Foi assim com Ava, que esteve casada com três celebridades do espectáculo: Mickey Rooney, Artie Shaw e Frank Sinatra. Todos os ex-maridos lhe sobreviveram. Ela morreu no seu apartamento londrino a 25 de Janeiro de 1990, aos 67 anos, acompanhada apenas por uma velha empregada e pelo cão.
Mas foi assim também com Marilyn Monroe, Greta Garbo, Marlene Dietrich, Maria Callas, Carmen Miranda, Amália Rodrigues. Mulheres aplaudidas e celebradas por legiões de admiradores que seduziram quando estavam sob as luzes da ribalta mas que arrastavam consigo uma estranha maldição. Como se o reverso da fama que a dado momento as projectou para a imortalidade fosse o fim amargo e solitário que tiveram.

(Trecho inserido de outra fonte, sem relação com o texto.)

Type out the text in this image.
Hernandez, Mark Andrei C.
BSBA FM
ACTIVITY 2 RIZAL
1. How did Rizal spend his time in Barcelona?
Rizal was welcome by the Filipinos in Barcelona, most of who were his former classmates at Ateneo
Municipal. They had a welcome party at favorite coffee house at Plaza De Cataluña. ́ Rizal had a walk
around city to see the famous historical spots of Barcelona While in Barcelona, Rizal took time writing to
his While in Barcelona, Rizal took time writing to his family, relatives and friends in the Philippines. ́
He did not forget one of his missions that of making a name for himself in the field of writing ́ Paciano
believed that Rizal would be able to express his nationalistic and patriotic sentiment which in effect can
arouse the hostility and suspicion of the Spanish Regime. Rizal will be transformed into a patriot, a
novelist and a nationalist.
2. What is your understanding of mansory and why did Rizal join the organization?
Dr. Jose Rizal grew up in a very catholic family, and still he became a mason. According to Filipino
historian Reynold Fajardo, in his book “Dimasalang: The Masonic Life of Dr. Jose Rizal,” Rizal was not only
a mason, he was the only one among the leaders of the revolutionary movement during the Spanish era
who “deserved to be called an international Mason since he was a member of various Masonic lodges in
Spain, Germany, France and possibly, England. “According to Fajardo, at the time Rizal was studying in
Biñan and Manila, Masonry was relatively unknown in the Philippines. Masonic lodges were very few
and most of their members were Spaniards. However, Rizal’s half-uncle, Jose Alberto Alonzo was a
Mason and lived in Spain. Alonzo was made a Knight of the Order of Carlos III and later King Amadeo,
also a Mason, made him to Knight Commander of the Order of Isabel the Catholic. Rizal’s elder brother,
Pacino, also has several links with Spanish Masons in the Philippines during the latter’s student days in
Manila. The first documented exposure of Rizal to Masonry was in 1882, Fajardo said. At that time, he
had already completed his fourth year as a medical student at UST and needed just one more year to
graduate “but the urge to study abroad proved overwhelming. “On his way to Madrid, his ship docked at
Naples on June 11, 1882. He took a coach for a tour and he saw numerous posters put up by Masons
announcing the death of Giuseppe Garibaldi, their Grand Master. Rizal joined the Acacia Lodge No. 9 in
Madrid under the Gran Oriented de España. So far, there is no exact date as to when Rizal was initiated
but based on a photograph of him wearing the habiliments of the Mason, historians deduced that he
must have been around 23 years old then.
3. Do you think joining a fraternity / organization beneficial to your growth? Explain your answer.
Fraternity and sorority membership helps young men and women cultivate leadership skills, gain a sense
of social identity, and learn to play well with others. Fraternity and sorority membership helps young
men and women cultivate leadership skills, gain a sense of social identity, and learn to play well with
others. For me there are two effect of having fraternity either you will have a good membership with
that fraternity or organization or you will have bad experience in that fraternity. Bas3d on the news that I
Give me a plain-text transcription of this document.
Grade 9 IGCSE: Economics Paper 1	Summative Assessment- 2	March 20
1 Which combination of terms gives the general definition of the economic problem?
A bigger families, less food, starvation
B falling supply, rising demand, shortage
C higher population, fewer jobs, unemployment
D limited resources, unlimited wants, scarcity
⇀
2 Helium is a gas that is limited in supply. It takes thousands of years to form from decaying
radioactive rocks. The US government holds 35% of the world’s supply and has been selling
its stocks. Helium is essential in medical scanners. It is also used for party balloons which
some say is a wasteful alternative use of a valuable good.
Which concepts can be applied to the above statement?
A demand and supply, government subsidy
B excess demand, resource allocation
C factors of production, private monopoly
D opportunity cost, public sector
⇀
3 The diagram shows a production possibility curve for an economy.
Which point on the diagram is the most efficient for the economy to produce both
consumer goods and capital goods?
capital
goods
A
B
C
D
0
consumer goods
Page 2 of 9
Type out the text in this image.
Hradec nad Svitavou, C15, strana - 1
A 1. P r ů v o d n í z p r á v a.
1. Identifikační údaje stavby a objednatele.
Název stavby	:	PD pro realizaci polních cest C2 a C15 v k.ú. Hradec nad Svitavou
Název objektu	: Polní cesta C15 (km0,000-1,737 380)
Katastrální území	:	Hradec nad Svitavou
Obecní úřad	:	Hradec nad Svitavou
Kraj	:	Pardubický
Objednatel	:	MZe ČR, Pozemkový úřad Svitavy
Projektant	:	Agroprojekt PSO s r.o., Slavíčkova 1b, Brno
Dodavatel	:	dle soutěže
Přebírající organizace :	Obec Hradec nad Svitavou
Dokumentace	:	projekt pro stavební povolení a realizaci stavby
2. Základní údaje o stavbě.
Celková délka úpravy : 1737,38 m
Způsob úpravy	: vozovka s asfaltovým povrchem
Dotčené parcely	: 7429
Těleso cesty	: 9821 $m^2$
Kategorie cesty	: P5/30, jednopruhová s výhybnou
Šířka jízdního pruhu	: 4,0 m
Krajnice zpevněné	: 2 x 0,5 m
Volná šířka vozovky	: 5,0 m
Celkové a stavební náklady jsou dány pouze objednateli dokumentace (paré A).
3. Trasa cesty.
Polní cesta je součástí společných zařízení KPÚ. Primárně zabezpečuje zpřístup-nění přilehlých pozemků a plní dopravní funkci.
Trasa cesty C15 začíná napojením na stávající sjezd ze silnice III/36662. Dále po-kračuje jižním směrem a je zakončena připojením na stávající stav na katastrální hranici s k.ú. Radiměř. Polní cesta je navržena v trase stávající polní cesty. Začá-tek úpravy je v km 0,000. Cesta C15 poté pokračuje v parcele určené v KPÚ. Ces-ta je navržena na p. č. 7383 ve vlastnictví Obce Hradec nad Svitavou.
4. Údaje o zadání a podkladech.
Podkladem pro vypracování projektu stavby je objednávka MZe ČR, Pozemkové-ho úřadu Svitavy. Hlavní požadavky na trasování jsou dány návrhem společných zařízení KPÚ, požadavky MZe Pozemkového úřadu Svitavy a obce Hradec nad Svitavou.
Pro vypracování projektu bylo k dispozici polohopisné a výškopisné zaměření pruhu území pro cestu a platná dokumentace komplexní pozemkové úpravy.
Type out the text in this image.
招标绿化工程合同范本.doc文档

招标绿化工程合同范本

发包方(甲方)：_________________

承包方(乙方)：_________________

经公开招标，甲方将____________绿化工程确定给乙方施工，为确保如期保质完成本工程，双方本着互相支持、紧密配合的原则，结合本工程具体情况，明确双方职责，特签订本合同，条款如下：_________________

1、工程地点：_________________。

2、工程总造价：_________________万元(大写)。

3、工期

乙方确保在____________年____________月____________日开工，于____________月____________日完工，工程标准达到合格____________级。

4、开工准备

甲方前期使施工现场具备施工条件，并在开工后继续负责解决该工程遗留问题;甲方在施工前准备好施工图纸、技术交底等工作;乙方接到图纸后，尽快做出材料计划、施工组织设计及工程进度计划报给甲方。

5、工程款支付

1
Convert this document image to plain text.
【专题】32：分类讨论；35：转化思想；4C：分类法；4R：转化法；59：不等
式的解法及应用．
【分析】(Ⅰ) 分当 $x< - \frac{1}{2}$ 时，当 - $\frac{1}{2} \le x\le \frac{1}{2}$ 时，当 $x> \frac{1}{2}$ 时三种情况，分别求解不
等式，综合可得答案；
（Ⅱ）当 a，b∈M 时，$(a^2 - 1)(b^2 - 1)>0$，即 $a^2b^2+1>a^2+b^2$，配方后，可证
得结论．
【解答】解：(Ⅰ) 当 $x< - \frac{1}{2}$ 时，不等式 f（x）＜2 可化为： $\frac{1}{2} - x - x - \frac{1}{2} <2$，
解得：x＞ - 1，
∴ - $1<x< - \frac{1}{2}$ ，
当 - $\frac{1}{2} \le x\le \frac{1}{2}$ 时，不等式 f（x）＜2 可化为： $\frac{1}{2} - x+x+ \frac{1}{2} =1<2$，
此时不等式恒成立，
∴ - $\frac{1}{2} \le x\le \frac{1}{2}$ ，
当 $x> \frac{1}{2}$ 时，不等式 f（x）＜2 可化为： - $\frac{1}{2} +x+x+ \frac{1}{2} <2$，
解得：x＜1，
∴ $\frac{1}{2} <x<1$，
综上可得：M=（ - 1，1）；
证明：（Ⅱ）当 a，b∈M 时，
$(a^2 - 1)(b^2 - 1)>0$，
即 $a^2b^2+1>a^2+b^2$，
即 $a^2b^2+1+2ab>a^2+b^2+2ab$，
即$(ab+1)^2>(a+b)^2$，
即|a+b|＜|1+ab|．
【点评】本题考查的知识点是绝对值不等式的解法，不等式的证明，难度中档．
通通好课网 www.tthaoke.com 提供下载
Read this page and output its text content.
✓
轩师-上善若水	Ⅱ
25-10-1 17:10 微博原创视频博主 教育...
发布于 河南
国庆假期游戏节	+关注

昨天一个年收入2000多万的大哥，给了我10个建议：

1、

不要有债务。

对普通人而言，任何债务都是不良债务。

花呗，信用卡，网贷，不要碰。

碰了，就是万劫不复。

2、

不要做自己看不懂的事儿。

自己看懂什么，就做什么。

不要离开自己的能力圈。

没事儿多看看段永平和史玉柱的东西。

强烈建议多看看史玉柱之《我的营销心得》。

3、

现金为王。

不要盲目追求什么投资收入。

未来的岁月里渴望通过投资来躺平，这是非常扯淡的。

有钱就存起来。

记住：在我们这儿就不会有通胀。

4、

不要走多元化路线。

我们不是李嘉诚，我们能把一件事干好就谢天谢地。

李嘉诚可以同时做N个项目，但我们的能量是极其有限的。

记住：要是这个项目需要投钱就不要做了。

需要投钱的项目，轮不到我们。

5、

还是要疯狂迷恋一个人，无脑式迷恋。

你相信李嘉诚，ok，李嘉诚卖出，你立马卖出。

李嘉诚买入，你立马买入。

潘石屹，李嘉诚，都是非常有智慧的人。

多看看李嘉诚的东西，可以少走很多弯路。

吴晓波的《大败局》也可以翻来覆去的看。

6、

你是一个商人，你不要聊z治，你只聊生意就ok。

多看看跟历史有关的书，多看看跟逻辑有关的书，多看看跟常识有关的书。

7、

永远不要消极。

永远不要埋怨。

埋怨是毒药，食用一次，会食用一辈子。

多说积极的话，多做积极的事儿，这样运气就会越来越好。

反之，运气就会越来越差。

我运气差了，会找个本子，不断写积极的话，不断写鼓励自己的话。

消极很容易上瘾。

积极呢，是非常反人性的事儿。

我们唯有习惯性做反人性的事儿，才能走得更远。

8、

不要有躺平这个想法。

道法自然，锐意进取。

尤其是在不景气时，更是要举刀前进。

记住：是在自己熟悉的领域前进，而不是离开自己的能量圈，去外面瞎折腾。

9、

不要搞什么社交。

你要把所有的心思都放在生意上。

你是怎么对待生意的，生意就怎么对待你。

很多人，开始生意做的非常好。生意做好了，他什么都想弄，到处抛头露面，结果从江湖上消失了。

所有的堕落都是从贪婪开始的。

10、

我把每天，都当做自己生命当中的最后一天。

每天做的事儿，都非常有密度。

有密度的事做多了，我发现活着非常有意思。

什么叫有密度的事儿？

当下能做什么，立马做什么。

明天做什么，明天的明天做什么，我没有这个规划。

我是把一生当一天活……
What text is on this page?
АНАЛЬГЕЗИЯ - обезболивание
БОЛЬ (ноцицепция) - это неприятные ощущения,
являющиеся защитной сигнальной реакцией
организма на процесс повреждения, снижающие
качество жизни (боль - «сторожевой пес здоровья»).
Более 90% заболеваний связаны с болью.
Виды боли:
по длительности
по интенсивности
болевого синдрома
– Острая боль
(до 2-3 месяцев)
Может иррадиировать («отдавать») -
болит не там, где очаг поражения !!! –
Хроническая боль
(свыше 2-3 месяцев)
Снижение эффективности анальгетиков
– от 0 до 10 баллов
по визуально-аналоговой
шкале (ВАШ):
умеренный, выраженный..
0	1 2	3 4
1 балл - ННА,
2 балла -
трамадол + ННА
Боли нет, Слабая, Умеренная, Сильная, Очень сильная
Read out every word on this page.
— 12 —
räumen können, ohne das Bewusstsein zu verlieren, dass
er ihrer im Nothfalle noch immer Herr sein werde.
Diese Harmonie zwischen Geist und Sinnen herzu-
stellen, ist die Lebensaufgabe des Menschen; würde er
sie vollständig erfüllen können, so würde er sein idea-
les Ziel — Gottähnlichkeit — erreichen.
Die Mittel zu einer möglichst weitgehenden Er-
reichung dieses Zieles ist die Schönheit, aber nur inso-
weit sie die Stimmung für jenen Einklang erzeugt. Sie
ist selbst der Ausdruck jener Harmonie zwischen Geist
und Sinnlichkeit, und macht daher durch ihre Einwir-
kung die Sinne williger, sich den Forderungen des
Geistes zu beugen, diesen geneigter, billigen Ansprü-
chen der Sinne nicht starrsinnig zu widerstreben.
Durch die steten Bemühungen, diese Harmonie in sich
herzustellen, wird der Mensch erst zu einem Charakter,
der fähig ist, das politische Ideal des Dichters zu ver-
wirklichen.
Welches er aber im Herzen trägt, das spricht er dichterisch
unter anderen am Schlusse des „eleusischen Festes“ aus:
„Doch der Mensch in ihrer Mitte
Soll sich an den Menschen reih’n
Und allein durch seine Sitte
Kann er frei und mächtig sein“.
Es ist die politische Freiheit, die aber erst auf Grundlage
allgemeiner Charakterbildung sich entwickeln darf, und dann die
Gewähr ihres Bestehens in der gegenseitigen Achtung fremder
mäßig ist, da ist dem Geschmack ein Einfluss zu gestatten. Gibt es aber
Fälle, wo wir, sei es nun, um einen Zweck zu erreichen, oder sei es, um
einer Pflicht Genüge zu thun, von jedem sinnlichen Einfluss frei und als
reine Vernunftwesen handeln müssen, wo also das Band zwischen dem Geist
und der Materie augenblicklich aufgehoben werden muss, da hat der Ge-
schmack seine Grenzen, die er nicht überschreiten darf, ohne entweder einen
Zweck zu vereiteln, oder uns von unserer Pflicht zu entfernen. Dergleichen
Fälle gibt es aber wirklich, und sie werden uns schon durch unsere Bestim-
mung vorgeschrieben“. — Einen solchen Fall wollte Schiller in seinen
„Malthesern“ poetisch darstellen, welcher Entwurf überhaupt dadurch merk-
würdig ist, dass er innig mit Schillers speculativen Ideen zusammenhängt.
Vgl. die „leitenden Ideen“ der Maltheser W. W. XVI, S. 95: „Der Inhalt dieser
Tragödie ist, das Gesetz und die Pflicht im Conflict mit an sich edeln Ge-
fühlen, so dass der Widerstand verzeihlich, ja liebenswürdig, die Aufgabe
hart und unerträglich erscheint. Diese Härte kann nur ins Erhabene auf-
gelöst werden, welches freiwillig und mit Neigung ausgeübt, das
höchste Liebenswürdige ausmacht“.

Fernando Pessoa, que conhecia bem o que era a solidão, diz tudo nuns versos que são do melhor de sempre na língua portuguesa: «Os deuses vendem quando dão. / Compra-se a glória com desgraça.» Estas mulheres - e muitos homens - souberam isso bem de mais. Quando a porta se fechava, as luzes se apagavam e a euforia da festa chegava ao fim.